Сегодня с ним это случилось во второй раз…

На прошлой неделе, сосредоточенно наблюдая за игрою лицевых мышц захлороформированного больного, он так хорошо наложил повязку, что она тотчас же и сползла, причем Панов обнаружил настолько мало такта, что в его присутствии приказал сестре перебинтовать оперированного.

Но кто же был виноват в этом?

Вот уже целый месяц, как длится это состояние.

Он бродит по этим бесконечным палатам, наполненным живыми трупами, сам словно оживший труп, входит в эту ослепительно белую операционную, насквозь пропитанную сладким, легкую тошноту и головокружение вызывающим запахом хлороформа и эфира, мучительно пристально вглядывается в лица усыпленных больных, сам словно находясь под таинственной властью наркотики.

III

Доктор Панов давно уже заметил резкую и необъяснимую перемену своего учителя.

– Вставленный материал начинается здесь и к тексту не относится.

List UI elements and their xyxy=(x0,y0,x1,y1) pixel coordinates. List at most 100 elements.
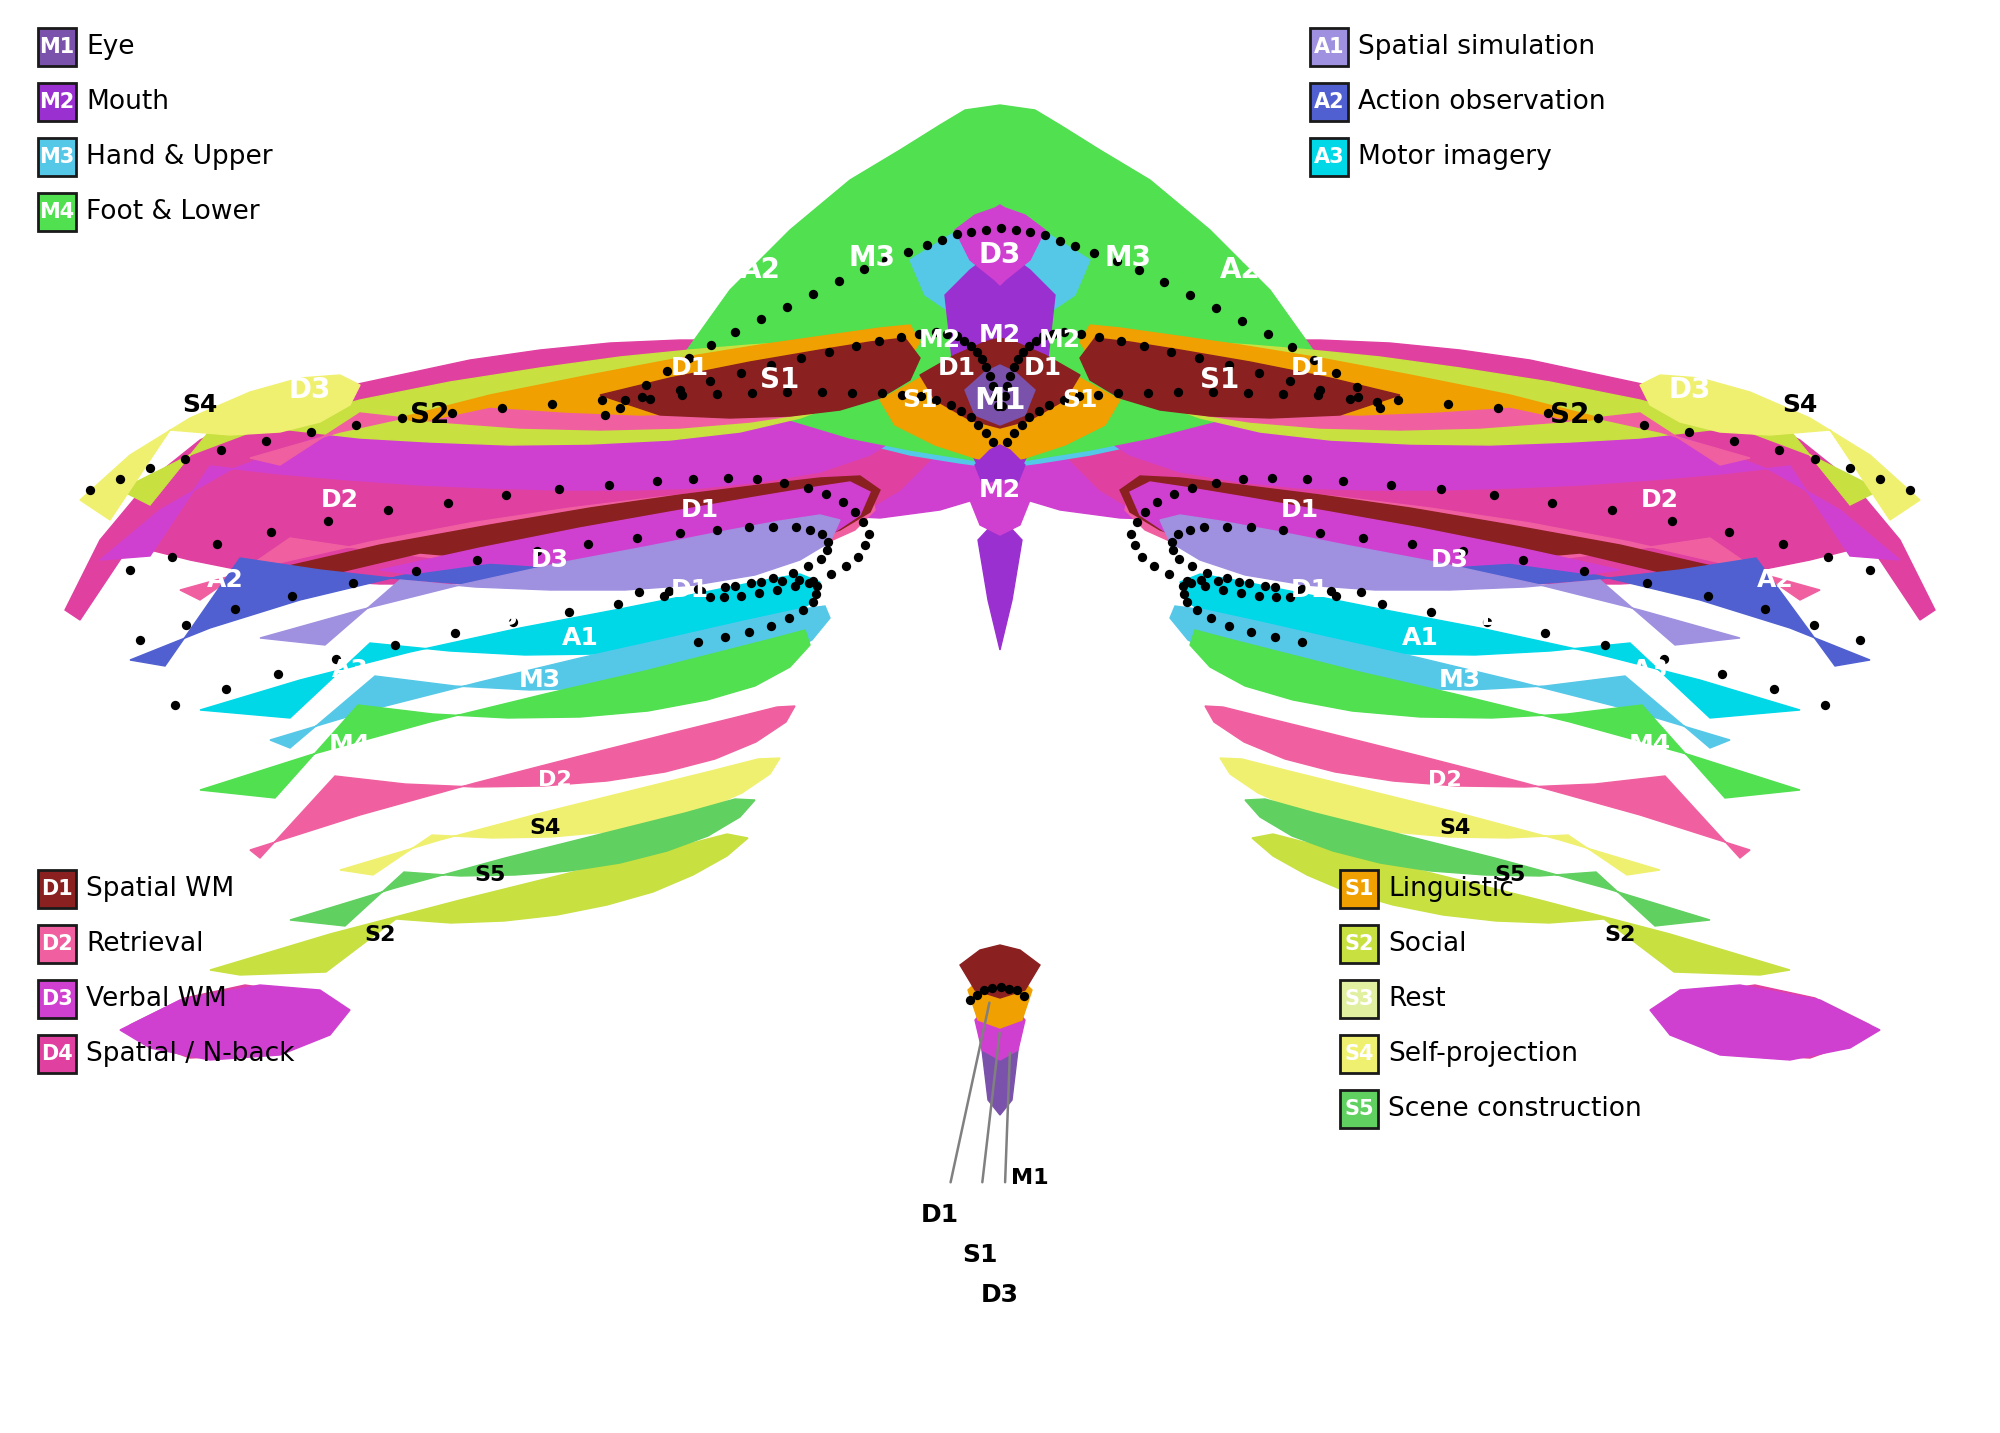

«Дальше так не должно и не может продолжаться», — думал он, тщательно намыливая в перевязочной свои белые, пухлые руки большим куском желтого, вонючего мыла, пропитанного каким-то дезинфицирующим началом.

«Вчера повязка, за которую начинающую сестру в сиделки перевести нужно, сегодня маска с хлороформом вместо кислорода, а завтра, чего доброго, профессор проведет своим ножом страшную черту по совершенно здоровому органу…»

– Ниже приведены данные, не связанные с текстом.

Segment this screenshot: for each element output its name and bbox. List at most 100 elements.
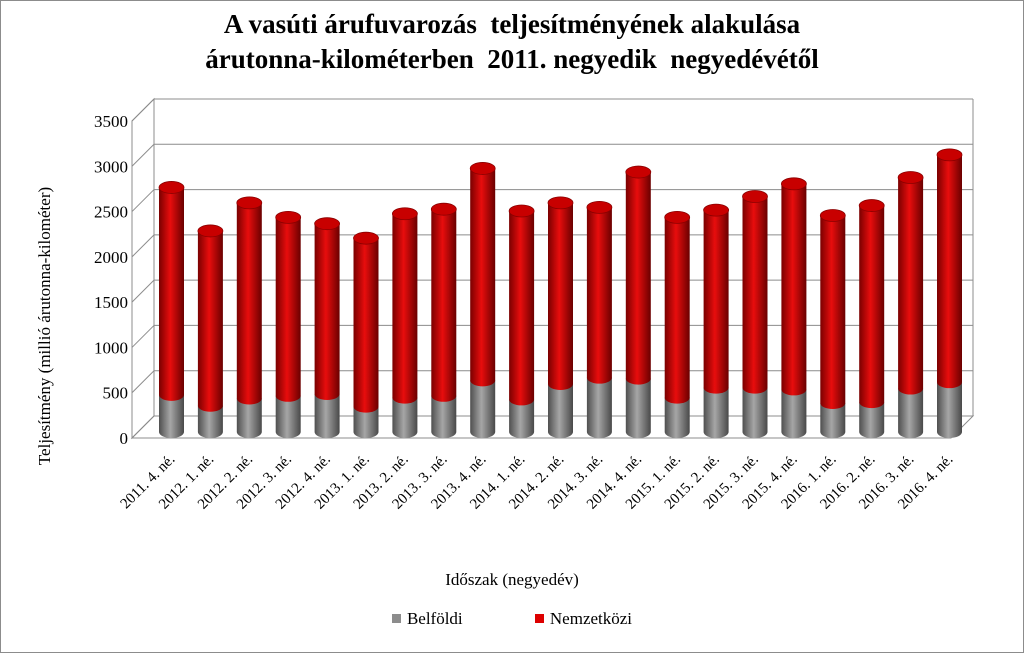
y-tick-label: 3000	[94, 157, 128, 176]
bar-group	[430, 202, 457, 438]
bar-top-cap	[897, 171, 924, 184]
chart-title: A vasúti árufuvarozás teljesítményének a…	[1, 7, 1023, 77]
bar-nemzetkozi	[509, 211, 535, 406]
bar-group	[547, 196, 574, 438]
gridline-side	[131, 325, 155, 348]
bar-belfoldi	[937, 382, 962, 438]
legend-label-belfoldi: Belföldi	[406, 609, 463, 628]
bar-nemzetkozi	[548, 202, 573, 390]
bar-nemzetkozi	[898, 177, 924, 395]
bar-top-cap	[391, 207, 418, 221]
bar-top-cap	[781, 177, 807, 191]
y-tick-label: 0	[120, 429, 129, 448]
bar-group	[236, 196, 263, 438]
bar-belfoldi	[275, 395, 301, 438]
bar-belfoldi	[159, 394, 184, 438]
bar-top-cap	[314, 217, 341, 231]
bar-top-cap	[703, 203, 729, 217]
bar-top-cap	[858, 199, 885, 212]
y-tick-label: 2000	[94, 248, 128, 267]
bar-belfoldi	[431, 395, 457, 438]
bar-nemzetkozi	[431, 209, 457, 402]
bar-belfoldi	[470, 380, 496, 438]
bar-group	[275, 210, 302, 438]
gridline-side	[131, 370, 155, 394]
bar-group	[781, 177, 807, 438]
bar-top-cap	[158, 181, 185, 194]
bar-nemzetkozi	[859, 205, 885, 409]
bar-belfoldi	[586, 377, 612, 438]
bar-group	[703, 203, 729, 438]
bar-top-cap	[625, 165, 652, 179]
bar-nemzetkozi	[159, 187, 184, 401]
bar-nemzetkozi	[664, 217, 690, 404]
bar-top-cap	[664, 210, 691, 224]
bar-top-cap	[236, 196, 263, 210]
chart-title-line-1: A vasúti árufuvarozás teljesítményének a…	[223, 9, 801, 39]
bar-belfoldi	[236, 398, 262, 438]
bar-nemzetkozi	[742, 196, 768, 394]
bar-belfoldi	[548, 383, 573, 438]
legend-item-belfoldi: Belföldi	[391, 609, 463, 629]
bar-top-cap	[936, 148, 963, 162]
chart-bars	[158, 148, 963, 438]
bar-belfoldi	[781, 389, 807, 438]
bar-nemzetkozi	[197, 230, 223, 412]
bar-nemzetkozi	[586, 207, 612, 384]
bar-group	[391, 207, 418, 438]
legend-item-nemzetkozi: Nemzetközi	[534, 609, 633, 629]
gridline-side	[131, 98, 155, 122]
y-tick-label: 1500	[94, 293, 128, 312]
legend-swatch-nemzetkozi	[534, 614, 544, 623]
bar-nemzetkozi	[820, 215, 846, 410]
chart-legend: Belföldi Nemzetközi	[1, 609, 1023, 629]
bar-nemzetkozi	[275, 217, 301, 402]
bar-belfoldi	[742, 387, 768, 438]
bar-group	[742, 190, 768, 438]
bar-top-cap	[508, 204, 535, 218]
legend-label-nemzetkozi: Nemzetközi	[549, 609, 633, 628]
bar-belfoldi	[197, 405, 223, 438]
bar-group	[508, 204, 535, 438]
gridline-side	[131, 279, 155, 303]
bar-belfoldi	[353, 406, 379, 438]
bar-nemzetkozi	[236, 202, 262, 405]
bar-top-cap	[275, 210, 302, 224]
y-tick-label: 1000	[94, 338, 128, 357]
bar-group	[819, 209, 846, 438]
bar-group	[897, 171, 924, 438]
bar-group	[197, 224, 224, 438]
bar-group	[158, 181, 185, 438]
bar-belfoldi	[898, 388, 924, 438]
y-tick-label: 500	[103, 384, 129, 403]
bar-group	[469, 162, 496, 438]
bar-belfoldi	[314, 393, 340, 438]
chart-title-line-2: árutonna-kilométerben 2011. negyedik neg…	[205, 44, 819, 74]
bar-nemzetkozi	[937, 154, 962, 389]
side-wall	[131, 97, 155, 440]
bar-group	[664, 210, 691, 438]
bar-group	[314, 217, 341, 438]
bar-belfoldi	[703, 387, 729, 438]
gridline-side	[131, 189, 155, 212]
bar-nemzetkozi	[703, 210, 729, 394]
bar-nemzetkozi	[470, 168, 496, 387]
bar-top-cap	[430, 202, 457, 216]
bar-top-cap	[353, 231, 379, 245]
bar-belfoldi	[509, 399, 535, 438]
bar-belfoldi	[392, 397, 418, 438]
y-tick-label: 2500	[94, 203, 128, 222]
bar-top-cap	[547, 196, 574, 210]
bar-belfoldi	[664, 397, 690, 438]
bar-nemzetkozi	[625, 172, 651, 385]
gridline-side	[131, 415, 155, 439]
legend-swatch-belfoldi	[391, 614, 401, 623]
bar-belfoldi	[820, 403, 846, 438]
bar-group	[586, 200, 613, 438]
bar-group	[858, 199, 885, 438]
bar-top-cap	[197, 224, 224, 238]
bar-nemzetkozi	[353, 238, 379, 413]
x-axis-title: Időszak (negyedév)	[445, 570, 579, 589]
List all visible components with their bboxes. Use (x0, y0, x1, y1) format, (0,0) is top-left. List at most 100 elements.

Панов принадлежал к числу людей простых, не мудрствующих лукаво, не задающихся неразрешимыми вопросами, а просто и естественно, с достаточным научным основанием принимающих жизнь таковою, какова она есть.

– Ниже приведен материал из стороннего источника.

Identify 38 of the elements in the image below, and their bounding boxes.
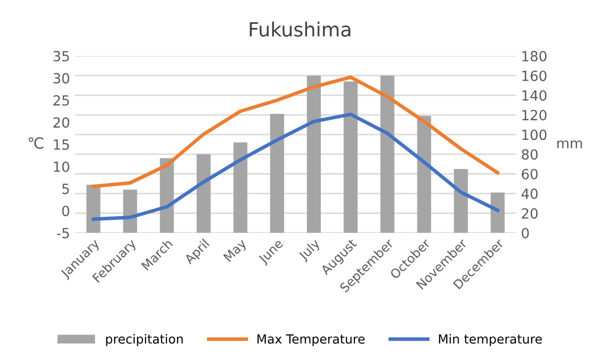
bar xyxy=(86,184,100,233)
line-series xyxy=(92,112,500,221)
y-tick-label: 5 xyxy=(62,184,69,194)
y-tick-label: 20 xyxy=(53,117,70,128)
y2-tick-label: 140 xyxy=(522,90,546,101)
bar xyxy=(123,190,138,233)
bar xyxy=(380,76,394,233)
bar xyxy=(344,82,358,233)
y-tick-label: 25 xyxy=(53,95,69,106)
y-tick-label: 35 xyxy=(54,50,69,62)
y-tick-label: 0 xyxy=(62,206,70,216)
bar xyxy=(196,154,211,233)
y2-tick-label: 100 xyxy=(522,130,546,140)
y-tick-label: -5 xyxy=(56,228,69,238)
bar xyxy=(490,192,505,233)
y2-tick-label: 40 xyxy=(522,188,538,200)
bar xyxy=(454,168,468,233)
y2-tick-label: 160 xyxy=(522,70,546,82)
y2-tick-label: 60 xyxy=(522,168,538,180)
y2-tick-label: 120 xyxy=(522,110,546,120)
y-tick-label: 10 xyxy=(54,161,70,172)
y2-axis-title: mm xyxy=(557,140,582,148)
y-axis-title: ℃ xyxy=(28,137,44,149)
y-tick-label: 15 xyxy=(54,140,69,150)
legend-label: Min temperature xyxy=(438,334,542,346)
bar xyxy=(270,114,284,233)
legend-label: Max Temperature xyxy=(257,334,365,346)
bar xyxy=(306,76,321,233)
legend-label: precipitation xyxy=(106,334,183,346)
bar xyxy=(233,142,248,233)
bar xyxy=(417,116,432,233)
line-series xyxy=(92,75,500,188)
y2-tick-label: 80 xyxy=(522,149,538,160)
chart-title: Fukushima xyxy=(250,22,350,37)
y2-tick-label: 20 xyxy=(522,208,538,219)
y-tick-label: 30 xyxy=(54,73,70,84)
y2-tick-label: 0 xyxy=(522,228,529,238)
y2-tick-label: 180 xyxy=(522,50,546,62)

Философия была ему совершенно чужда и даже своих ученых коллег, невропатологов и психиатров, рискнувших за последнее время отказаться от субъективного метода невропатологии и дерзнувших пойти по скользкому пути объективной психологии и анализа, он чуждался и недолюбливал.

IV

Панов, не глядя, подписал последний счет, обеими руками отодвинул вглубь стола образовавшуюся гору бумаг и, повернувшись к Софье Николаевне, мягко сказал:

— Ну вот, голубчик. Все. Теперь садитесь вот сюда, поближе, и постарайтесь меня понять. Почему я советуюсь с вами? Это ясно. С кем мне советоваться? Мои коллеги по больнице в отпуску и, если правду сказать, я очень рад этому. Это чересчур умный народ. Они очень легко выносят сор из избы. Сейчас же они подняли бы шум и сумятицу со своей психологией, субъективизмом, теорией относительности и прочей галиматьей. А дело скромное. Щекотливое. Его надо замять, не дать возможности разгореться… Интересы нашей клиники, я полагаю, вам дороги так же, как и мне, интересы клиники и… доброе имя профессора Звездочетова.

Я чувствую в вас сильного и здорового душой человека. Профессор болен… это настолько ясно, что останавливаться над этим не приходится. Его временно надо отстранить от ведения дела, ибо его рассеянность начинает становиться не безразличной для жизни вверенных ему больных.

Я слишком ценю своего учителя, чтобы допустить его имя вплести в какой-нибудь скандал. Для меня ясно, что Николай Иванович, не по силам работающий уже больше года — надорвался.

Ему необходим отдых.

V

Профессор Звездочетов велел следовать своему кучеру за собой, а сам медленными, усталыми шагами двинулся пешком по направлению к дому.

Ему казалось, что в движении он лучше сосредоточит свои мысли и скорее придет к какому-нибудь окончательному решению.

«Теперь я в этом уже почти не сомневаюсь» — шевелились его тонкие, бескровные, немного злые губы, в то время как нахмуренные глаза с напряженным вниманием следили за выступавшим при каждом полном шаге из-под полы пальто кончике правого сапога.

«Сегодняшний наркоз, чуть-чуть не закончившийся трагично (Звездочетов горько улыбнулся) рассеял, как дым, мои последние сомнения. Теперь мне все это ясно. Теперь я на дороге, окончание которой не страшная бездна западни, а стройная система познания нового мира. «Я вижу новую землю и новое небо»

[6]

. Однако дорога эта — дорога слез и труда, тяжелый путь опытов, мучительных и рискованных и, как водится, не всегда удачных… Что ж. Чем хуже, тем лучше в конце концов, и глупо поворачивать оглобли назад тогда, когда после сорокавосьмилетних поисков дороги, среди болот и дремучих лесов, наконец выезжаешь на ровный путь, в существование которого перестал даже и верить уже! Теперь уже поздно, конечно!»

И вдруг Звездочетову стало по-настоящему страшно, когда он сообразил, каким в сущности простым путем он подошел, если еще не вплотную, то по крайней мере на расстояние волнующей близости к новой, как для него, так и для всего грядущего человечества — Истине.